Juanita drew in a considerate breath. “Now that’s allegorical. All things considered, I think I’m speaking as properly as I can…”
“When someone says, ‘All things considered’ you can be sure that they haven’t…”
 “You know I’m not keeping it because I’m pro-life, right?”
“I know.” Hugo wasn’t at all certain of this position.
“For all we know, I could be giving birth to another Hitler.”
“Don’t be ridiculous,” Hugo sneered. “Besides, Hitler’s mother didn’t give birth to Hitler either.”
“Oh no?”
“She raised him.”
Juanita gave a near-to-crying-weighted laugh. “Very clever.

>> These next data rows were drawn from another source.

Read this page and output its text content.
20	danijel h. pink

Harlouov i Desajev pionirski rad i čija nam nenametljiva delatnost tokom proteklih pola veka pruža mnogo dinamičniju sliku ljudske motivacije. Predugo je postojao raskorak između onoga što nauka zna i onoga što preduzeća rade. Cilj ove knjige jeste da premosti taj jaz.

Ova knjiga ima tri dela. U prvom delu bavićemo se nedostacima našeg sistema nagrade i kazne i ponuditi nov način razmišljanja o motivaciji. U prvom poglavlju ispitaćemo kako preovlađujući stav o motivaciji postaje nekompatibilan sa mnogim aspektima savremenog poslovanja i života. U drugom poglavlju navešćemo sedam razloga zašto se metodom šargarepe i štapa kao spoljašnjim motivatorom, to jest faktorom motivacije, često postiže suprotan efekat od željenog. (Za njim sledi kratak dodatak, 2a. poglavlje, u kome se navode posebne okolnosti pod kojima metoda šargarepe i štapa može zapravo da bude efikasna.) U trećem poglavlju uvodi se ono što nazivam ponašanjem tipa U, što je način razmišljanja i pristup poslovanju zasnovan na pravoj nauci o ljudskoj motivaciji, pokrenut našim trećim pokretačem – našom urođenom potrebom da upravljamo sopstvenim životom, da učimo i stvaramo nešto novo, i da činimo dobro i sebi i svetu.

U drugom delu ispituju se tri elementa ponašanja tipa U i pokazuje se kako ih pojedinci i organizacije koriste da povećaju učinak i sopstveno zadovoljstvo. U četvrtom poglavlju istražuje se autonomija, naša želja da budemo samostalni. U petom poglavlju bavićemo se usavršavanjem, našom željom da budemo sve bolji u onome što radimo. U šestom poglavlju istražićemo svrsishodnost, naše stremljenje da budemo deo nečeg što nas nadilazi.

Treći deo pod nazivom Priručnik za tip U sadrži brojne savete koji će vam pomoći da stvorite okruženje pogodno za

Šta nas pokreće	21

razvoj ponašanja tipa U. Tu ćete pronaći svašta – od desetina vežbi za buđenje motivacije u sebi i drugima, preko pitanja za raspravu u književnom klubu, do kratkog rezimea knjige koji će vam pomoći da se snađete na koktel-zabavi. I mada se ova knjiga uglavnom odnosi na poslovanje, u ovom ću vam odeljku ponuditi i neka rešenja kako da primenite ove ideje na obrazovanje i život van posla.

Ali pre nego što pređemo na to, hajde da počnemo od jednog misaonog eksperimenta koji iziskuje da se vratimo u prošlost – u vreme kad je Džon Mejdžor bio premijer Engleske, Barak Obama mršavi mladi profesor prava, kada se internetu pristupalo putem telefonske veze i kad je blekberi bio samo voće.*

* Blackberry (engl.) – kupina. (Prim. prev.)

Did you quit a psychology course too?”
She was referring to Hugo’s reaction to the Rodney King Riots, which so unnerved him that he watched the Los Angeles news off his father’s satellite dish for 36 hours straight; then promptly stopped attending classes at the local community college in preparation for moving south to “help with the recovery.” It was never clear to Juanita or Hugo what helping in this case would look like.
“It was cultural studies,” said Hugo indignantly. “Once you’ve watched thousands of bodies being bulldozed into mass graves, you’re never the same.”
“Maybe you really would do more good down in South Central.”
Hugo didn’t allow any silence to pass. “I’ll send money…no matter where I am.”
“Oh, be still my heart!”
She thought, “In lieu of phone calls?”
“And I’ll be back.”
“I won’t take you back.” Juanita expelled a determined breath. “Promise me you’ll give me up and devote yourself to helping raise your child.”
The recorded operator’s voice disconnected their call.
Juanita was grateful that he could not see her eyes swimming in tears under swollen lids. She was 

unnecessarily extending the conversation; as if hoping for Hugo’s rise into full maturity with just a few more 

quarters pumped into the pay phone. But a man’s life is not so easily changed…even with the promise of love.